Elke week geeft de Hulpdokter uitleg bij een medische term die u kunt tegenkomen in uw medisch dossier. Deze week het begrip normaalwaarde.
Sinds enkele jaren is het steeds gebruikelijker dat de patiënt zijn of haar medisch dossier online kan inzien. Een van de meest gezochte dingen zijn uitslagen van het bloedprikken. Zo kun je snel zien hoe het ervoor staat met bijvoorbeeld de nieren of het bloed zelf. Maar deze gegevens zijn nutteloos als je niet de normaalwaardes erbij hebt.

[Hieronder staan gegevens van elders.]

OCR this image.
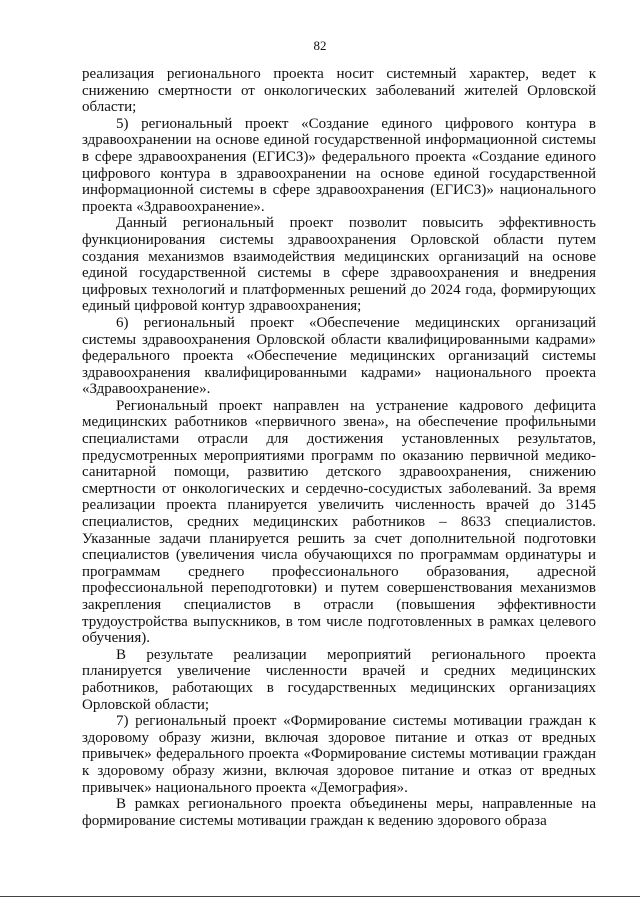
82

реализация регионального проекта носит системный характер, ведет к снижению смертности от онкологических заболеваний жителей Орловской области;

5) региональный проект «Создание единого цифрового контура в здравоохранении на основе единой государственной информационной системы в сфере здравоохранения (ЕГИСЗ)» федерального проекта «Создание единого цифрового контура в здравоохранении на основе единой государственной информационной системы в сфере здравоохранения (ЕГИСЗ)» национального проекта «Здравоохранение».

Данный региональный проект позволит повысить эффективность функционирования системы здравоохранения Орловской области путем создания механизмов взаимодействия медицинских организаций на основе единой государственной системы в сфере здравоохранения и внедрения цифровых технологий и платформенных решений до 2024 года, формирующих единый цифровой контур здравоохранения;

6) региональный проект «Обеспечение медицинских организаций системы здравоохранения Орловской области квалифицированными кадрами» федерального проекта «Обеспечение медицинских организаций системы здравоохранения квалифицированными кадрами» национального проекта «Здравоохранение».

Региональный проект направлен на устранение кадрового дефицита медицинских работников «первичного звена», на обеспечение профильными специалистами отрасли для достижения установленных результатов, предусмотренных мероприятиями программ по оказанию первичной медико-санитарной помощи, развитию детского здравоохранения, снижению смертности от онкологических и сердечно-сосудистых заболеваний. За время реализации проекта планируется увеличить численность врачей до 3145 специалистов, средних медицинских работников – 8633 специалистов. Указанные задачи планируется решить за счет дополнительной подготовки специалистов (увеличения числа обучающихся по программам ординатуры и программам среднего профессионального образования, адресной профессиональной переподготовки) и путем совершенствования механизмов закрепления специалистов в отрасли (повышения эффективности трудоустройства выпускников, в том числе подготовленных в рамках целевого обучения).

В результате реализации мероприятий регионального проекта планируется увеличение численности врачей и средних медицинских работников, работающих в государственных медицинских организациях Орловской области;

7) региональный проект «Формирование системы мотивации граждан к здоровому образу жизни, включая здоровое питание и отказ от вредных привычек» федерального проекта «Формирование системы мотивации граждан к здоровому образу жизни, включая здоровое питание и отказ от вредных привычек» национального проекта «Демография».

В рамках регионального проекта объединены меры, направленные на формирование системы мотивации граждан к ведению здорового образа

De normaalwaarde is de waarde van een bloeduitslag die bij de meeste mensen voorkomt. Een ander woord hiervoor is referentiewaarde. Dankzij de normaalwaarde kunnen we bepalen of een bloeduitslag te laag of juist te hoog is. In de bloeduitslagen staat meestal eerst de uitslag en daarna tussen haakjes de normaalwaarde. Bijvoorbeeld:
Kalium 4,1 (3,7 – 5,9)
Een voorbeeld helpt om het beter uit te leggen. Laten we kijken naar de normaalwaarde van hemoglobine (Hb), het belangrijkste onderdeel van ons bloed.
De normaalwaarde van hemoglobine (Hb) is 8,5 tot 11 bij mannen. Bij vrouwen is de normaalwaarde van hemoglobine 7,5 tot 10. Dus als een vrouw een “Hb” van 8,2 heeft, dan heeft zij een normale hoeveelheid bloed in het lichaam. Maar als diezelfde vrouw een “Hb” van 5,5 heeft, dan heeft zij minder bloed dan normaal is. In dit geval spreek je van een bloedarmoede. De medische term voor bloedarmoede is anemie.
Soms is er een verschil in de normaalwaardes tussen mannen en vrouwen, zoals bij het voorbeeld hierboven. Dus let hier goed op.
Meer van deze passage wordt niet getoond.